Processed by: LVA staff
There are no restrictions.
There are no restrictions.
Fredericksburg (Va.) School Records, 1853-1907. Local government records collection, Fredericksburg (Va.) Court Records. The Library of Virginia, Richmond, Va. 23219.
These items came to the Library of Virginia in a transfer of records from the Fredericksburg (City) Circuit Court.
The collection is located at the State Records Center. Contact Archives Research Services staff for access information, directions, and hours.
On February 21, 1818, the Virginia legislature passed a school bill which appropriated $45,000 annually from the Literary Fund for the education of poor children. (The Literary Fund was established in 1810 with passage of a bill to appropriate "certain escheats, confiscated, and forfeited lands" for the "encouragement of learning.") Under the provisions of the 1818 School Act, each county court was required to appoint five to fifteen commissioners to establish and/or administer schools for children of the poor. A more comprehensive public school system was established by the legislature in 1870. It was racially segregated until the mid-twentieth century.
Fredericksburg, in Spotsylvania County, was named for Frederick Louis, Prince of Wales, eldest son of George II. Fredericksburg was established in 1728, was incorporated as a town in 1782, and became a city in 1879.
Fredericksburg (Va.) School Records, 1853-1907, are comprised of a ledger of the School Fund of the Corporation of Fredericksburg, 1853-1860; minutes of the School Trustees, 1878-1884, and a ledger of the School Board, 1895-1907.

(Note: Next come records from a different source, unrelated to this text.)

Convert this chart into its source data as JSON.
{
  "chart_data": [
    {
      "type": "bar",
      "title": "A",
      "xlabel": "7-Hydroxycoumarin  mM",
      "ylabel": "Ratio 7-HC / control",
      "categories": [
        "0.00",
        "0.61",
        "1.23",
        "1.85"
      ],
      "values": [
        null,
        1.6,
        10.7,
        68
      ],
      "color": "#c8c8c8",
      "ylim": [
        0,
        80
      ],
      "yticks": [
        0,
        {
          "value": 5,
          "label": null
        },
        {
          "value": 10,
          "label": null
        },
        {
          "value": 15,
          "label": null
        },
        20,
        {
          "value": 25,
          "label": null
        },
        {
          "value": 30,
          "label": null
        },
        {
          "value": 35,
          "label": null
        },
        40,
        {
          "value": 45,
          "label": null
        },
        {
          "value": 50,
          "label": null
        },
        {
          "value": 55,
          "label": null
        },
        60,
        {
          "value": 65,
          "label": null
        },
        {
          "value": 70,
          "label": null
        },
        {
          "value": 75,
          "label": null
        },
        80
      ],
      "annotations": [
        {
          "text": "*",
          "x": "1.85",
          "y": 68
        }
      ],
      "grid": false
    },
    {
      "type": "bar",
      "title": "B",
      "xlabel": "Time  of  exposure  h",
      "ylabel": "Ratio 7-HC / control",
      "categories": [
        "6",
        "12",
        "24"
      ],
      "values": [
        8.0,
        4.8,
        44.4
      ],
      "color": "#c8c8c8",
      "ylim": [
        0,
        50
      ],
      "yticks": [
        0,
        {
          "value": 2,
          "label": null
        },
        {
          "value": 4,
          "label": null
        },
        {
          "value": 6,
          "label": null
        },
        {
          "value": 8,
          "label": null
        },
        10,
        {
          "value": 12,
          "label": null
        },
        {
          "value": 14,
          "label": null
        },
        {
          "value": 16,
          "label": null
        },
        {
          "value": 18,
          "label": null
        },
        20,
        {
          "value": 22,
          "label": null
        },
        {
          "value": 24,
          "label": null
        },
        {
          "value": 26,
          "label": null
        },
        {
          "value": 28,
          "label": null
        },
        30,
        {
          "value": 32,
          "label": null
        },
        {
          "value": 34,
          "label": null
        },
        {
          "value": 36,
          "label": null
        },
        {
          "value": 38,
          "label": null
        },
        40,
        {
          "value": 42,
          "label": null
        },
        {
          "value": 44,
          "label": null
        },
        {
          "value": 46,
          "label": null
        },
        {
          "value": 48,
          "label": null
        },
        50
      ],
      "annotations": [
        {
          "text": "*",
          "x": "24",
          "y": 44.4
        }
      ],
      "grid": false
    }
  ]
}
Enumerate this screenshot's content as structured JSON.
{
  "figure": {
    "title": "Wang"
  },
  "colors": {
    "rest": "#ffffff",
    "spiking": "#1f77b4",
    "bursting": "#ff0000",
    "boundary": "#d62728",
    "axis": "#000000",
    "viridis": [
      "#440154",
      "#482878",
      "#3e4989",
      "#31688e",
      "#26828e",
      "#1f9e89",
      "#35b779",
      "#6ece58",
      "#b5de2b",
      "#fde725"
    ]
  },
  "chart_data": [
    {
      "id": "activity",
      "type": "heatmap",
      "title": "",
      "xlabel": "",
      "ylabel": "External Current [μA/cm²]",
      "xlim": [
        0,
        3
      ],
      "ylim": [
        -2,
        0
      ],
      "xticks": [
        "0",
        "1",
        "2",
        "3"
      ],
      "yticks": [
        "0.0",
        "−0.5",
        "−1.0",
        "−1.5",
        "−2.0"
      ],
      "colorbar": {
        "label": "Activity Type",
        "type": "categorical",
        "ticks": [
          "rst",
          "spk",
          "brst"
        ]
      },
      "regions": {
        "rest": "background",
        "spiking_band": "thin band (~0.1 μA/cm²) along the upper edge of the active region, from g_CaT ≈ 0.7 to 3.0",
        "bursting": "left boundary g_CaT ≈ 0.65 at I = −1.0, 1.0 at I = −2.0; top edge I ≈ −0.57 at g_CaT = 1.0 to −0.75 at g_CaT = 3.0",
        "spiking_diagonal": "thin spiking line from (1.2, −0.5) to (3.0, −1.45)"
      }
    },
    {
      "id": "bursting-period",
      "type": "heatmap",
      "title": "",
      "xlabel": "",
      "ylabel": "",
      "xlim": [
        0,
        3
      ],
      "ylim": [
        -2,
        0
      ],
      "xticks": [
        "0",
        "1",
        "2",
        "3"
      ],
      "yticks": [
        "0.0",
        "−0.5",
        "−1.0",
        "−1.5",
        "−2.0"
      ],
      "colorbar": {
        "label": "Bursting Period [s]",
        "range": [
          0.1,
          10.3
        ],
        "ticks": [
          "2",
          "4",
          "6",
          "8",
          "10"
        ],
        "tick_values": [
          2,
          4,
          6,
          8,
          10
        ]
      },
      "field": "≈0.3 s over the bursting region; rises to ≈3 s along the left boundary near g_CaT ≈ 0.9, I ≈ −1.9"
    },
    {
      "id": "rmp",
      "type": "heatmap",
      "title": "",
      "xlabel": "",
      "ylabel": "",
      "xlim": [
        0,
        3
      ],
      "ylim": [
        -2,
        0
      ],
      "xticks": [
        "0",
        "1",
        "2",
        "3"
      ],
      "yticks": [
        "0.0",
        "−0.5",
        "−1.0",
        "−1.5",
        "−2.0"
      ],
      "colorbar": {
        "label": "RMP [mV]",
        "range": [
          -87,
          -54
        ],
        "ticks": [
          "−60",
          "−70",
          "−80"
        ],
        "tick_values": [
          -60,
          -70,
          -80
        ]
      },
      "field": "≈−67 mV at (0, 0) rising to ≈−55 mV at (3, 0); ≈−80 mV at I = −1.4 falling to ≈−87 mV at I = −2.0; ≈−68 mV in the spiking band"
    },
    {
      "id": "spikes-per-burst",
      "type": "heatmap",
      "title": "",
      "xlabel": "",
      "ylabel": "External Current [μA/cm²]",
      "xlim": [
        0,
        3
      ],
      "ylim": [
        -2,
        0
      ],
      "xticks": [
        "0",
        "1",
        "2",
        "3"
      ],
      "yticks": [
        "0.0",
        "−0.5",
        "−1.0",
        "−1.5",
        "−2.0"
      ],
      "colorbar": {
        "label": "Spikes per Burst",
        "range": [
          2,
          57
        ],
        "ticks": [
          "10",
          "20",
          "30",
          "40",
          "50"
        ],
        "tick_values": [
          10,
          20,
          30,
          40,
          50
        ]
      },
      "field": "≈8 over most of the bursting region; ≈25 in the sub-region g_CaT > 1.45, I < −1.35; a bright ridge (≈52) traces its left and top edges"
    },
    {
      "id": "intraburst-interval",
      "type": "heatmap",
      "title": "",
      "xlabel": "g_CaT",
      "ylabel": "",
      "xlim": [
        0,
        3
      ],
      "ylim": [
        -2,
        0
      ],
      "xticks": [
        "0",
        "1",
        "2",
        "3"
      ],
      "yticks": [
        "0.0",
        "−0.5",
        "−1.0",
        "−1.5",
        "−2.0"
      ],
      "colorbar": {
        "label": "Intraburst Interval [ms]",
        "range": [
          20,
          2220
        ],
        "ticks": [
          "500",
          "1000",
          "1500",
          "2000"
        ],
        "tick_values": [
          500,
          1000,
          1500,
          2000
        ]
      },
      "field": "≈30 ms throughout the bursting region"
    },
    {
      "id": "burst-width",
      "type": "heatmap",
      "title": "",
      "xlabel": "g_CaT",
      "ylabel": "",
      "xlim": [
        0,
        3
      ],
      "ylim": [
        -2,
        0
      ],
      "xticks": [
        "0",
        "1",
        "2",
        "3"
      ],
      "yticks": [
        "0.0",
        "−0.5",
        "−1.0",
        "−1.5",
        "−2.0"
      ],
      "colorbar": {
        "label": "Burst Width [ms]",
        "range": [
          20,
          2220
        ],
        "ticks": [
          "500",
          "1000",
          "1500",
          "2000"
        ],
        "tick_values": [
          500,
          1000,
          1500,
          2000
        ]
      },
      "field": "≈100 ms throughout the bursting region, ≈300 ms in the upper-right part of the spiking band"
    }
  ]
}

The School Fund ledger, 1853-1860, is a record of salaries paid to individual teachers, interest earned for the school fund, and interest paid to individual bond holders. The ledger also contains financial records not pertaining directly to schools, such as money spent on officers patrolling, upkeep of streets, cleaning the courthouse and market square, and other miscellaneous tasks, including killing dogs. There are also figures for the amount of tax revenues collected and expenses paid in 1857.
Minutes of the School Trustees, 1878-1884, document the Board's adminisitration of public schools. They contain monthly reports from Principal E.M. Crutchfield, resolutions, petitions, and correspondence. The monthly reports contain the total number of students, white and African American, attending schools; average daily attendance, average age of students, names of students receiving books, and names of students from other localities attending the Fredericksburg schools. They also contain narrative reports on student suspensions, including the rationale for their suspension and interaction with family members; comments on students' progress or lack of progress, and comments on student attitudes and behavior. The minutes also document other business of the board, primarily financial, such as payment of salaries to staff and efforts to get additional money from the Peabody Fund, but also petitions from the community. The minutes include a petition, 1878 Apr 18, on behalf of the African American community to place African American teachers in the African American schools.
The School Board ledger, 1895-1907, documents money spent on teacher salaries and other expenses, as well as money received from the state Literary Fund and the City of Fredericksburg.